If I was the city, I'd go full Project 180 on Harvey Street near the southern part of the park. Rip it all up, make sure it gets replaced sometime around 2025.
^^ Then dig it up again for street car construction
I bet he holds out and sells to a private developer. Imagine your apartment building or resturant/brewery at that location. Will be able to get 7 million once everything around them develops. Really cant blame either side. The property is worth much more to Cusak than the city. I agree though that an obvious issue is that for 80 years these guys have avoided updates so they wouldn't have to comply with modern safety standards.
It's amazing how many people are left out of the loop.
https://twitter.com/ryanaustindunn/s...372114438?s=19
You have to not only be not trying but completely ignoring information all around you to be that "left out".
I would bet a huge number of people have no clue about the Scissortail, Convention Center, even Omni coming here. I am constantly having to explain to people what MAPS is (specifically the streetcar project) and how MAPS is giving us these projects. The whole "we are building X, but can't pay our teachers" sentence is basically like nails on a chalkboard and triggers me.

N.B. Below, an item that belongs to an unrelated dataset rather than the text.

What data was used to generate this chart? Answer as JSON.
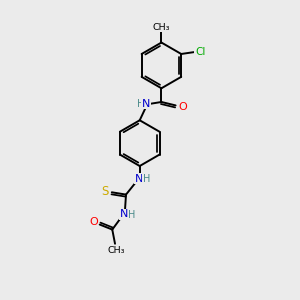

I had a well-known journalist ask me if the Fairfield Inn under construction on Shields was the Omni.
And I have lots of friends that go out frequently in the core and still have no idea about the convention center, streetcar, etc.
Thats what happens when you do little but play video games wearing a headset, watch binge watching shows, You Tube and think reading is scrolling through the memes on your social media. lts not just younger people, though. My 60 year old brother only gets news from PBS and Steven Colbert. He doesn't have a clue what's going on locally.